De um e do outro lado do Atlântico os exemplos poderiam multiplicar-se. Quer na imprensa laica, quer na de origem católica. O tema é sempre o mesmo: casos envolvendo abusos praticados por bispos que foram tratados por Roma de forma sigilosa, ou negligente, e que por isso não promoveram a transparência e a reparação defendidas por Francisco. E o caso do bispo Ximenes Belo voltou, de novo, a ser tema.

O «choque e desgosto» francês resulta de se ter sabido, através do semanário “Famille Chrétienne” de 14 de Outubro que o bispo de Créteil (subúrbios de Paris) Michel Santier, que invocara «razões pessoais e de saúde»  para se retirar em janeiro de 2021, tinha afinal pedido a sua demissão um ano antes, por reconhecer ter abusado de dois jovens adultos no início dos anos 90. O pedido de demissão foi aceite por Francisco em Junho de 2020, mas nunca foram feitas quaisquer referências a abusos sexuais, apesar de em Outubro de 2021, a então Congregação para a Doutrina da Fé lhe ter imposto medidas coercivas, obrigando-o a um «ministério restrito» e a «levar uma vida de oração e penitência» numa comunidade religiosa. É contra este silêncio que o editorial do “La Croix” se manifesta: «Infelizmente, vemos claramente que a instituição, por cobardia, legalismo ou cálculo, mais uma vez cometeu o erro de silenciar o escândalo (…) Definitivamente é necessário ter um coração forte para não desesperarmos na Igreja, quando ela apresenta tal rosto».
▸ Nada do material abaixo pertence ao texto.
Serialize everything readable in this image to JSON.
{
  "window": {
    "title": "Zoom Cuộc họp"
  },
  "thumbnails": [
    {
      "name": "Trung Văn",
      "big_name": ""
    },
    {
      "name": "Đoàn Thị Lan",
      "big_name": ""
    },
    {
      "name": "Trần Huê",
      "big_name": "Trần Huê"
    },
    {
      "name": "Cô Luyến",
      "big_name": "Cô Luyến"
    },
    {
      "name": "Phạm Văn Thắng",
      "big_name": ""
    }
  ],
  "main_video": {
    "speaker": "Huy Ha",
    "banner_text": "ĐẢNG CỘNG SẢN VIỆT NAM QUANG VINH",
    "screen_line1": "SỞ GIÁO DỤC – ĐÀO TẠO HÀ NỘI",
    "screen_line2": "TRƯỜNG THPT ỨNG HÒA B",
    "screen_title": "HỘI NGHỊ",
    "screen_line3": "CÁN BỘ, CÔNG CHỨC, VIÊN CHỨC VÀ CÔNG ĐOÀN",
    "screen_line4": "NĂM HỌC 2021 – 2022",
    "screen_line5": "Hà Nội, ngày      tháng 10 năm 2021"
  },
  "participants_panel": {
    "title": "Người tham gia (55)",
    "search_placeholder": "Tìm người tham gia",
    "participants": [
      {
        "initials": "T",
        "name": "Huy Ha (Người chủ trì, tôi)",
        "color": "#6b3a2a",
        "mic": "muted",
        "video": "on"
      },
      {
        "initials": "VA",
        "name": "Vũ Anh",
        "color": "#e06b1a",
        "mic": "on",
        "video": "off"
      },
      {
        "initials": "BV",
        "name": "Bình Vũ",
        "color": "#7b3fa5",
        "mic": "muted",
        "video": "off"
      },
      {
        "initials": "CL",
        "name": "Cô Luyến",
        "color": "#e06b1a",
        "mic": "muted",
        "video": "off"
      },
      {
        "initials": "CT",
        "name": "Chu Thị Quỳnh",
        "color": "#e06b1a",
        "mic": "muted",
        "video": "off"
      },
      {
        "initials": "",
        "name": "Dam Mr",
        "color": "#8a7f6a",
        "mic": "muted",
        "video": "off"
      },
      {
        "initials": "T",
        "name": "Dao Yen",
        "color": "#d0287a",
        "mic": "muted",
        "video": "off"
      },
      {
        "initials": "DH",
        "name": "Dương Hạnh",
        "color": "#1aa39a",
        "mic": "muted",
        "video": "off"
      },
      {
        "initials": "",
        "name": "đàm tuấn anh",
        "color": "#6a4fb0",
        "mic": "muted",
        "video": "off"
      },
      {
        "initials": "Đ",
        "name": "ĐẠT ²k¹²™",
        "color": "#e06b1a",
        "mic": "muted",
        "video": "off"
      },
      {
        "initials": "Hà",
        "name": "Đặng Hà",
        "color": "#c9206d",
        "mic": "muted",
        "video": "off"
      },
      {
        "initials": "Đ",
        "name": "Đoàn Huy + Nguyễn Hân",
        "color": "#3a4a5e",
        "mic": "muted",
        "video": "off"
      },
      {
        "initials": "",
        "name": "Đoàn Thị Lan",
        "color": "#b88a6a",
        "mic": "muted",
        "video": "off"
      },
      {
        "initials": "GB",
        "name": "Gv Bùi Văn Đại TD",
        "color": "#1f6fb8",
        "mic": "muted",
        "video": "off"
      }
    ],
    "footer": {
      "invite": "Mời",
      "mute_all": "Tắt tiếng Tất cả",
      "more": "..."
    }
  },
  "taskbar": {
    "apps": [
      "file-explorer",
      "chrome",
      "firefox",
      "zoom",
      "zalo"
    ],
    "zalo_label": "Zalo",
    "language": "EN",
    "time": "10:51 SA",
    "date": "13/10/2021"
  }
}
O mesmo tom está presente no editorial «Caso Santier: o silêncio é uma quebra de confiança», da edição online de 18 de Outubro do semanário católico “La Vie”. Nenhuma das publicações aceita como desculpa o facto de os dois jovens serem adultos à data dos acontecimentos (década de 1990), recusarem ser identificados publicamente ou de não terem sido tocados pelo então padre Michel Santier quando os forçou a despirem-se diante dele como penitência, depois de os ouvir em confissão”.

Por sua vez o artigo publicado no “Washington Post” e assinado por dois jornalistas, um dos quais chefe da delegação do jornal em Roma, tem como ponto de partida os «casos» do cardeal Ouellet e do bispo Ximenes Belo, no qual os activistas anti-abusos contactados pelo jornal garantem que «ambos reflectem um padrão de sigilo e defensivo» e mostram que «a Igreja ainda está a cerrar fileiras para proteger a reputação de prelados poderosos».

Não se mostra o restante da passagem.